黙り込んだ夕妃を見て、桜庭はまた嬉しそうに笑う。
「ね、俺はそういうの割り切ってるからさ。いいじゃん。金もあって、コネもあって、たぶん一緒にいてすごいお得だよ。三谷さん、友達に自慢できると思うよ」
ワインを開けて、いつもより饒舌になった桜庭は、夕妃の目に、どこか空虚に映った。
「俺の女になりなよ。たくさん可愛がってあげるし、甘やかしてあげるよ。まぁ、もちろんそういう女の子は、 “夕妃”ひとりじゃないけど。別にいいでしょ。

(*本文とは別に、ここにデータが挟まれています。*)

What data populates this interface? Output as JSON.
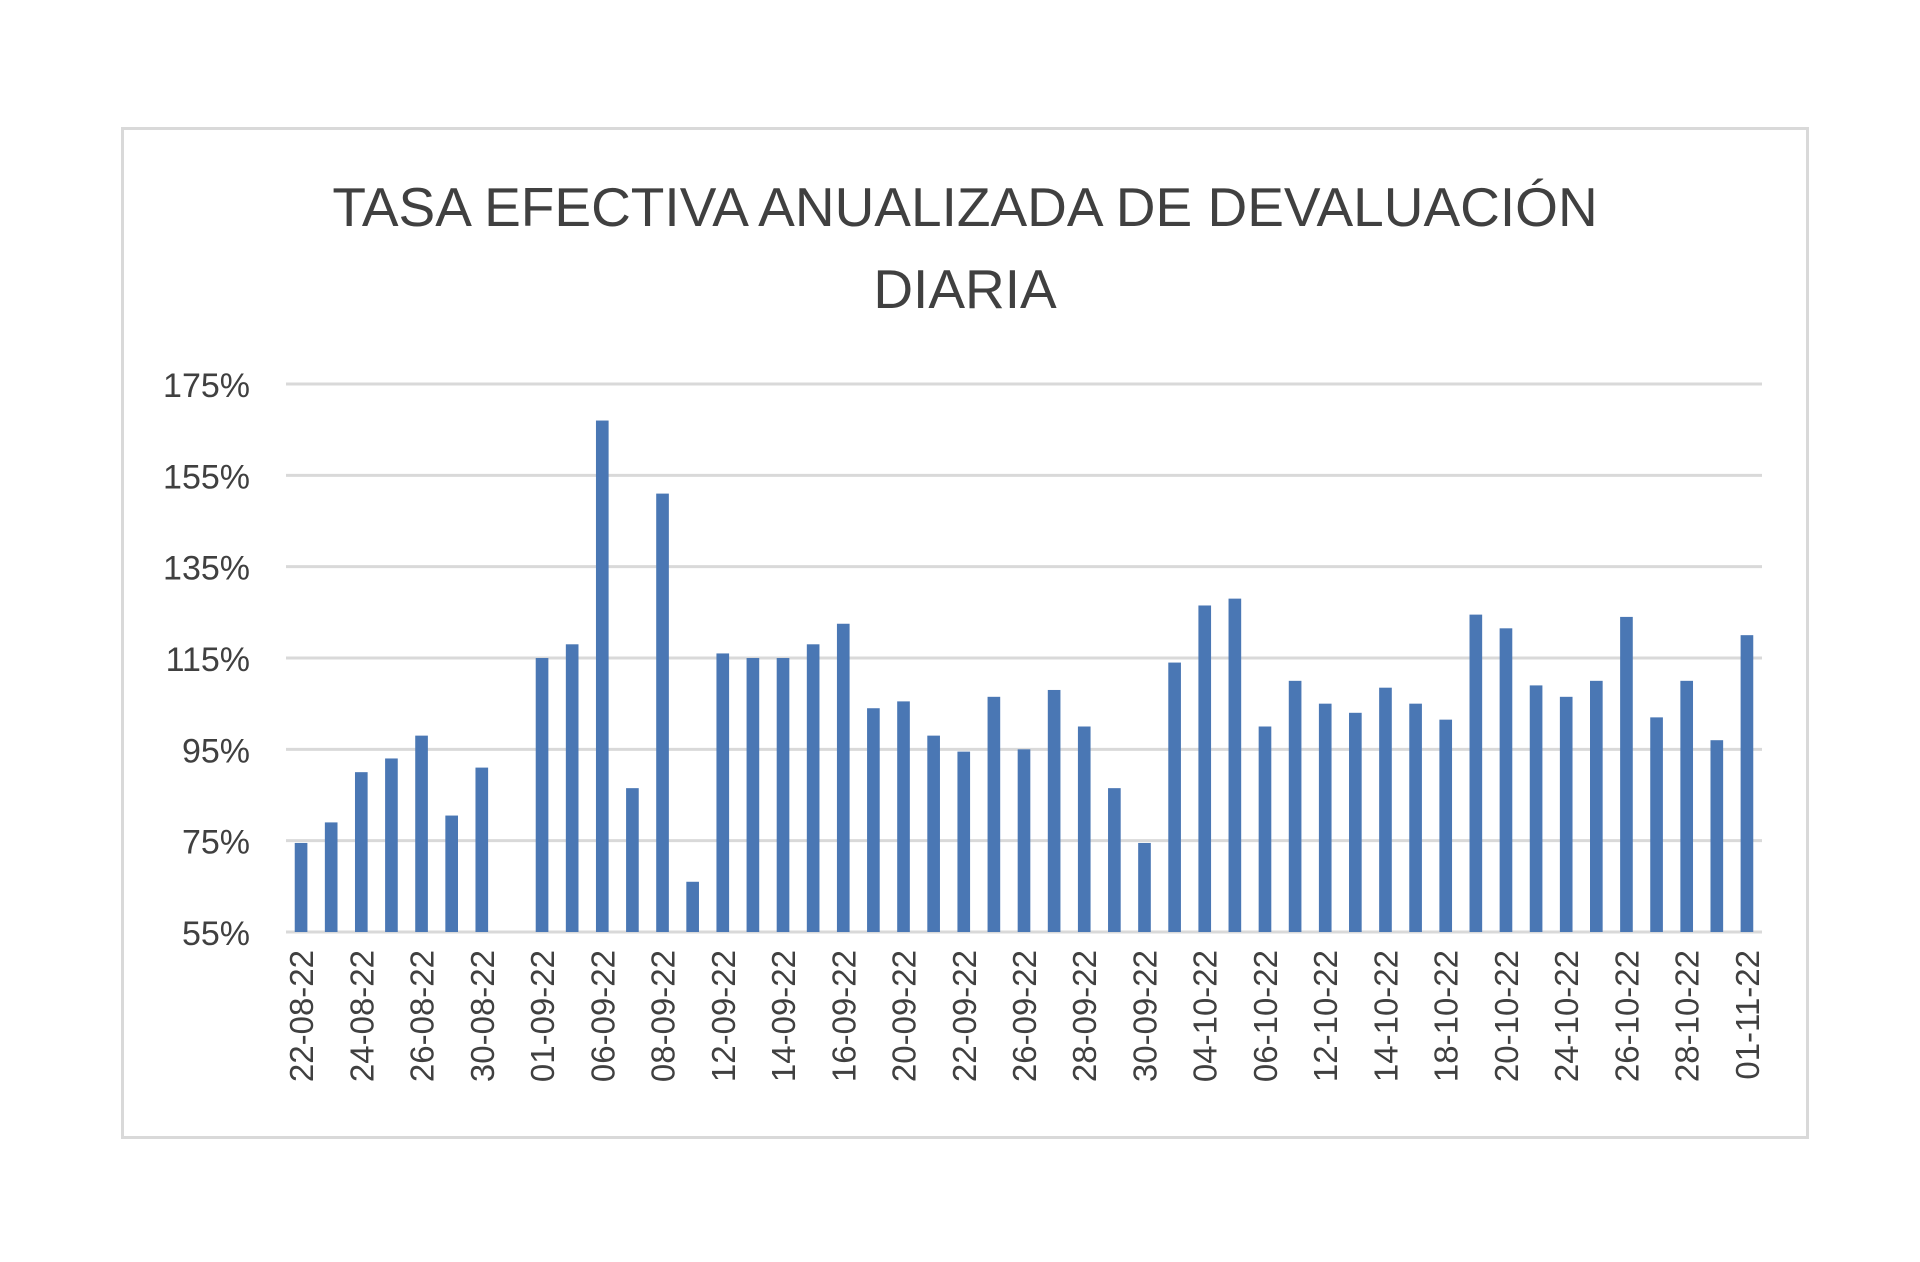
{
  "chart_data": {
    "type": "bar",
    "title_lines": [
      "TASA EFECTIVA  ANUALIZADA DE DEVALUACIÓN",
      "DIARIA"
    ],
    "y_ticks": [
      "55%",
      "75%",
      "95%",
      "115%",
      "135%",
      "155%",
      "175%"
    ],
    "ylim": [
      55,
      175
    ],
    "grid": true,
    "legend": "none",
    "bar_color": "#4a77b4",
    "x_labels": [
      "22-08-22",
      "24-08-22",
      "26-08-22",
      "30-08-22",
      "01-09-22",
      "06-09-22",
      "08-09-22",
      "12-09-22",
      "14-09-22",
      "16-09-22",
      "20-09-22",
      "22-09-22",
      "26-09-22",
      "28-09-22",
      "30-09-22",
      "04-10-22",
      "06-10-22",
      "12-10-22",
      "14-10-22",
      "18-10-22",
      "20-10-22",
      "24-10-22",
      "26-10-22",
      "28-10-22",
      "01-11-22"
    ],
    "values": [
      74.5,
      79,
      90,
      93,
      98,
      80.5,
      91,
      null,
      115,
      118,
      167,
      86.5,
      151,
      66,
      116,
      115,
      115,
      118,
      122.5,
      104,
      105.5,
      98,
      94.5,
      106.5,
      95,
      108,
      100,
      86.5,
      74.5,
      114,
      126.5,
      128,
      100,
      110,
      105,
      103,
      108.5,
      105,
      101.5,
      124.5,
      121.5,
      109,
      106.5,
      110,
      124,
      102,
      110,
      97,
      120
    ]
  }
}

おたがいひとりなんて、重いだけだし、人間関係、美味しいところだけつまんで生きていくのも、ありだと思わない?」
「――」
夕妃は無言で、桜庭を見上げた。
桜庭の背後をたくさんの車が走り抜けていく。
ヘッドライトの残像が、桜庭の端整な顔の上を走って行く。
「そういうの、いけないと思います」
夕妃は思わず、そう口にしていた。